Светов накинул на себя плащ и хотел уже садиться в каруцу, как вдруг с горы несется во весь опор четверка и прямо поворотила на двенадцатисаженную веху, которая возвышалась над палацом Светова и на вершине которой был воткнут соломенный «ивашка-белая-рубашка». Правил конями кто-то в широких шароварах, в белой куртке и в белой фуражке, правил стоя, как Аполлон конями солнца, и свистел, как Соловей-разбойник.
— Это наши, ваше благородие, — сказал Афанасьев, лейб-возница Светова, радостно смотря на полет коней.
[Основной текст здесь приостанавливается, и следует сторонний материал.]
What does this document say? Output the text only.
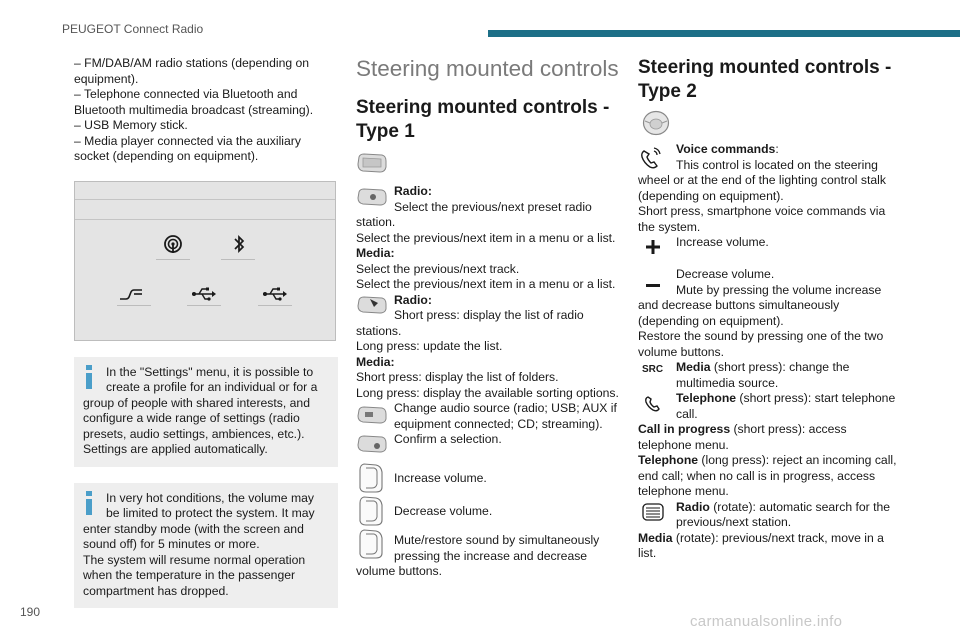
PEUGEOT Connect Radio

– FM/DAB/AM radio stations (depending on
equipment).
– Telephone connected via Bluetooth and
Bluetooth multimedia broadcast (streaming).
– USB Memory stick.
– Media player connected via the auxiliary
socket (depending on equipment).

In the "Settings" menu, it is possible to
create a profile for an individual or for a
group of people with shared interests, and
configure a wide range of settings (radio
presets, audio settings, ambiences, etc.).
Settings are applied automatically.

In very hot conditions, the volume may
be limited to protect the system. It may
enter standby mode (with the screen and
sound off) for 5 minutes or more.
The system will resume normal operation
when the temperature in the passenger
compartment has dropped.

Steering mounted controls
Steering mounted controls -
Type 1

Radio:
Select the previous/next preset radio
station.
Select the previous/next item in a menu or a list.
Media:
Select the previous/next track.
Select the previous/next item in a menu or a list.

Radio:
Short press: display the list of radio
stations.
Long press: update the list.
Media:
Short press: display the list of folders.
Long press: display the available sorting options.

Change audio source (radio; USB; AUX if
equipment connected; CD; streaming).

Confirm a selection.

Increase volume.

Decrease volume.

Mute/restore sound by simultaneously
pressing the increase and decrease
volume buttons.

Steering mounted controls -
Type 2

Voice commands:
This control is located on the steering
wheel or at the end of the lighting control stalk
(depending on equipment).
Short press, smartphone voice commands via
the system.

Increase volume.

Decrease volume.
Mute by pressing the volume increase
and decrease buttons simultaneously
(depending on equipment).
Restore the sound by pressing one of the two
volume buttons.

SRC	Media (short press): change the
multimedia source.

Telephone (short press): start telephone
call.

Call in progress (short press): access
telephone menu.
Telephone (long press): reject an incoming call,
end call; when no call is in progress, access
telephone menu.

Radio (rotate): automatic search for the
previous/next station.
Media (rotate): previous/next track, move in a
list.

190
carmanualsonline.info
— Кто ж это так отчаянно правит?
Не успел Светов произнести этих слов, кони как вкопанные, в пене и в паре, остановились подле хаты. Лихой кучер бросил к черту вожжи, соскочил с каруцы.
— Лезвик! — вскричал Светов.
— Каков у нас кучер? — крикнули сидевшие в каруце, которых под пылью нельзя было узнать в лицо.
— Лугин и Фантанов! Вы под пылью, как мертвецы в саванах. Ай, Лезвик, чудо! Я думал, что вас под гору несут лошади… прямо с крутизны к черту.
— Как бы не так! — сказал Лезвик. — Уж мы и править не умеем!
— Не с большим в три четверти часа двадцать верст.
— Как бы не двадцать!
— Ну, теперь пошел Лезвик спорить.
— Да разумеется: двадцать одна и триста сажен. Да и где ж три четверти часа?.. Мы выехали половина десятого…
— После поспорим, Лезвик; а теперь позавтракать да и в Костешти. А у тебя уж, Светов, и лошади готовы? Прикажи и нам дать свежих лошадей.
— Да мы трое усядемся на твоей каруце, а Лезвик опять будет править. Вместе веселее.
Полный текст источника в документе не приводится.